Thursday, September 03, 2015

More Bedside Listening

John Carter & Bobby Bradford Quartet: Flight for Four (Flying Dutchman) This album has been sitting on my "to listen to" pile and I finally got around to it. Mark Weber put me onto this quartet and I'm glad he did (Mark recently posted on John Carter here).

Sal Mosca: The Talk of the Town - Live at the Bimhaus (Sunnyside) This 2CD set of live solo piano from 1992 released earlier this year is an absolute gem. Wonderfully recorded, the album has a very intimate feel - it's almost as if you are a fly-on-the-wall in Sal's studio. Be on the lookout for more Mosca - I understand a box set is due out towards the end of the year. Hopefully these releases will bring more attention to a very underrated pianist.

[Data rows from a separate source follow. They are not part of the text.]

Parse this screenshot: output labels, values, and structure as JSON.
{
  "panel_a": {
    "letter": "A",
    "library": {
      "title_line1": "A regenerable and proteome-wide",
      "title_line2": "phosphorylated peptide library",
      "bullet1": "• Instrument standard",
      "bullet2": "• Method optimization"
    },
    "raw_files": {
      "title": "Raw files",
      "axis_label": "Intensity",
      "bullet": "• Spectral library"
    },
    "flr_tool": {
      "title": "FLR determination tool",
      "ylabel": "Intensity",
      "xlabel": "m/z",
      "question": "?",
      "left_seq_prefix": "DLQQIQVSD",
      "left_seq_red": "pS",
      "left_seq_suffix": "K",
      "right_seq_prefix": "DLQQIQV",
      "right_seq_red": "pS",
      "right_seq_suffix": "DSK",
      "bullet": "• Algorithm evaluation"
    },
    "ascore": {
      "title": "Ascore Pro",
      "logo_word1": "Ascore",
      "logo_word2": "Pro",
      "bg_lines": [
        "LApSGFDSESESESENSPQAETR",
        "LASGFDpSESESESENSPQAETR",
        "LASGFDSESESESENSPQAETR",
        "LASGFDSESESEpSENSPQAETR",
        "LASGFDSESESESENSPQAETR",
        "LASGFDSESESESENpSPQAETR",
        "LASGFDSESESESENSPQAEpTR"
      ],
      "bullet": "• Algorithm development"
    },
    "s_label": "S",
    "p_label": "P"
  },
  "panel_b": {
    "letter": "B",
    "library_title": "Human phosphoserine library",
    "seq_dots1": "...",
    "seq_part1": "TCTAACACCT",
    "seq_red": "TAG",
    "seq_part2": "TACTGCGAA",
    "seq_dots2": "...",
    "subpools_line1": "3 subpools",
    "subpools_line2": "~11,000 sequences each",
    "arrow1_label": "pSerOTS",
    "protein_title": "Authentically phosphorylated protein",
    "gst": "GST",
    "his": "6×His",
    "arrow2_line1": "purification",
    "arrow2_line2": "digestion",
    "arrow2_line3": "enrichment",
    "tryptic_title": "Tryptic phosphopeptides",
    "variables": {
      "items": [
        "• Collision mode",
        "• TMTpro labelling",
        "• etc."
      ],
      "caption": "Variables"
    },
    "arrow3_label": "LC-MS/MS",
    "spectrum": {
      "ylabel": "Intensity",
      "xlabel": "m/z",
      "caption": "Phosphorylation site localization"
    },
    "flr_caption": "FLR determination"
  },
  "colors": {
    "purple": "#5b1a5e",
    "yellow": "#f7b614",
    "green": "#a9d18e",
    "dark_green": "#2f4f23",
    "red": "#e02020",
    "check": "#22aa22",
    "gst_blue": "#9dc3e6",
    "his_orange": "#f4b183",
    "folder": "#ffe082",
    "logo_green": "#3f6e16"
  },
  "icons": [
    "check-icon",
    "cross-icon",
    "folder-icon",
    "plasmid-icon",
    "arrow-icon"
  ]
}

Dizzy Gillespie: Perceptions (Verve) Earlier in the year I was checking out recordings associated with the Third Stream and I came across Perceptions. The music was written by J.J Johnson and Gunther Schuller conducts a brass ensemble, harps and rhythm section as they back Gillespie. The suite showcases the lyrical side of Dizzy's playing that many don't associate with him (myself included). I finally found a copy in August (at the Jazz Record Mart) and over the past month it has been getting some airtime.

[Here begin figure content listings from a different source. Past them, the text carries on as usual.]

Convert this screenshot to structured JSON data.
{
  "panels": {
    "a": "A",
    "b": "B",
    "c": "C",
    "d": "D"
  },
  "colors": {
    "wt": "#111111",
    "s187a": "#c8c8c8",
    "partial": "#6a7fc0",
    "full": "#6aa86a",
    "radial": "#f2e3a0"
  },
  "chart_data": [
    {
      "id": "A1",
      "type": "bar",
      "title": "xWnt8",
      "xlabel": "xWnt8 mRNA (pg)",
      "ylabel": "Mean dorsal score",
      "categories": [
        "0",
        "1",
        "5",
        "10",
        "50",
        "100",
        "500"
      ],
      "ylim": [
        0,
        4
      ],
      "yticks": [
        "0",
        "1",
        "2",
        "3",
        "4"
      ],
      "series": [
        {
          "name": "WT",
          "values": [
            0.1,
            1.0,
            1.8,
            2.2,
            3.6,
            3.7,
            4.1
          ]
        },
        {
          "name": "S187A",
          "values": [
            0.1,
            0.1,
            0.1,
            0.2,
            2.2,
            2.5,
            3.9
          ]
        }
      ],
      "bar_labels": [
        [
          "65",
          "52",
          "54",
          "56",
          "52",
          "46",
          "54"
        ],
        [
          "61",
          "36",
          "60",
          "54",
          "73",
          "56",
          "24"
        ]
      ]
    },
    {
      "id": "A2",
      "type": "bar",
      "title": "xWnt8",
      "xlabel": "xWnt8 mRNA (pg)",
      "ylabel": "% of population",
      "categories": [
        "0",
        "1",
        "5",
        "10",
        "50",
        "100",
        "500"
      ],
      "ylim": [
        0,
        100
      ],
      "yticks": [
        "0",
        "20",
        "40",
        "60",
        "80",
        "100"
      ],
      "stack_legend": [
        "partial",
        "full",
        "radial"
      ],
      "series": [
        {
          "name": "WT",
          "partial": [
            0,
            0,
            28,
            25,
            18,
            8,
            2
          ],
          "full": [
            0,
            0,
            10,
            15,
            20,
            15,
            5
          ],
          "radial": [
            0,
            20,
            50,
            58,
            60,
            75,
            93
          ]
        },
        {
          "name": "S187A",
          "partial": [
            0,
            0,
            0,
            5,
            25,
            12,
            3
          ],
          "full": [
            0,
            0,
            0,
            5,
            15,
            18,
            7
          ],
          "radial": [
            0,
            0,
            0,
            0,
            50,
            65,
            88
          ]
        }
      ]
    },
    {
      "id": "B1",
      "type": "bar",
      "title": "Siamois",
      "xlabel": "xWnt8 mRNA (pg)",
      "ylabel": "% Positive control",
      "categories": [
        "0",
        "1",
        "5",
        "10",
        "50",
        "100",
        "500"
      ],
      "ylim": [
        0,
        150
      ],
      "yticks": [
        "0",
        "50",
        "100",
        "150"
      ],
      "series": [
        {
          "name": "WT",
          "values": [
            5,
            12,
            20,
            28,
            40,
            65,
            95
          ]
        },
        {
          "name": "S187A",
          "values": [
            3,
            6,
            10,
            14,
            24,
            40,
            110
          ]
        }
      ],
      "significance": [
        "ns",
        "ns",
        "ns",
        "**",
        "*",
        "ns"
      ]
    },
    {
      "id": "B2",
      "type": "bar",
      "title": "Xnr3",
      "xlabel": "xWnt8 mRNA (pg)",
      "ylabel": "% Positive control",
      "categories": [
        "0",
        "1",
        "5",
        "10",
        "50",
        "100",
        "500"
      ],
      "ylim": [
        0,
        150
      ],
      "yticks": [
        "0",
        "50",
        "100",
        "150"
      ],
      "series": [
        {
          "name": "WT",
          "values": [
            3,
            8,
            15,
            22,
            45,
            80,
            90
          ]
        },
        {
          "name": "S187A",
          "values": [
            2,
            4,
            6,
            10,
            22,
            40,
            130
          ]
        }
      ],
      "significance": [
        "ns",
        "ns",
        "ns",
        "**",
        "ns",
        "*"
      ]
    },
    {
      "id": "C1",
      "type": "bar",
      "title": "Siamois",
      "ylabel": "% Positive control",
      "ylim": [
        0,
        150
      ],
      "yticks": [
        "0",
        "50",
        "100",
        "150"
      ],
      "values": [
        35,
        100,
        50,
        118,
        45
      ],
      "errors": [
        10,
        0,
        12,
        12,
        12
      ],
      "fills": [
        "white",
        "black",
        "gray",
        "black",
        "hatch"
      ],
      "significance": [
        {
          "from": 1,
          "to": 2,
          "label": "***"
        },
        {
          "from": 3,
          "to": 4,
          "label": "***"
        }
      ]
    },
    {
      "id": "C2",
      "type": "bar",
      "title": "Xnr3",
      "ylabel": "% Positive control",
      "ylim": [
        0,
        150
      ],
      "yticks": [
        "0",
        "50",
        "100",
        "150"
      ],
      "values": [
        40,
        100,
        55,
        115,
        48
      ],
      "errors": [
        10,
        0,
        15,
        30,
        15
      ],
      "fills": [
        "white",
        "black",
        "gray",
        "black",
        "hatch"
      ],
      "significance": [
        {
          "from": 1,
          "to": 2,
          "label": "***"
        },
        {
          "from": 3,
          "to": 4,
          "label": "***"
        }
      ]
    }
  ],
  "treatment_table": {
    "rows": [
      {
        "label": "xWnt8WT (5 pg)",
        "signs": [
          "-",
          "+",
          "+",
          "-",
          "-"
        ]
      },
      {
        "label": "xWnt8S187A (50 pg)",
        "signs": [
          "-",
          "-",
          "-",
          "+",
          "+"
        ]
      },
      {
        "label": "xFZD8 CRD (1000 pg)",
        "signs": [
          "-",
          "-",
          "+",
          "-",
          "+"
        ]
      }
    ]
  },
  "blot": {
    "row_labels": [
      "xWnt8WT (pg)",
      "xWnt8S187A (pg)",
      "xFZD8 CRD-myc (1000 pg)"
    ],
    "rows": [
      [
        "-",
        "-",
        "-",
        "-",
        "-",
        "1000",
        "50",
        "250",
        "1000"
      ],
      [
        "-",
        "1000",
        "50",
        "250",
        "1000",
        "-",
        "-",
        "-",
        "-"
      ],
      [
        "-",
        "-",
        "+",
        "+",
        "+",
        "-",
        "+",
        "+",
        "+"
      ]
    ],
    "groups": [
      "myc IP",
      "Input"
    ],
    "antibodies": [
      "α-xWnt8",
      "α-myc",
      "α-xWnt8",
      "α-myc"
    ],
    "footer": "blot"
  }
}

Sonny Rollins: Rollins Meets Hawk! (RCA) I hadn't listened to this album for years and I have to say I've really enjoyed getting back into it. I first heard this album back in '99 when Norman Meehan played it to our jazz history class, not really for Sonny & Hawk, but for Paul Bley (check out Norm's book with Bley - Time Will Tell). Bley is outstanding and although I know people who don't really dig Rollins' here, I'm enjoying it. A bunch of live Rollins quartet recordings with Don Cherry are now available and I'm looking forward to checking them out (eventually!).

Thelonious Monk: Brillant Corners (Riverside) I have been learning a few of Monk's melodies and this was one of the recordings I listened to while working on "Pannonica." This may well be my favourite Monk album. Another album I hadn't listened to for ages and I had forgotten how much I enjoyed Ernie Henry's contribution on alto.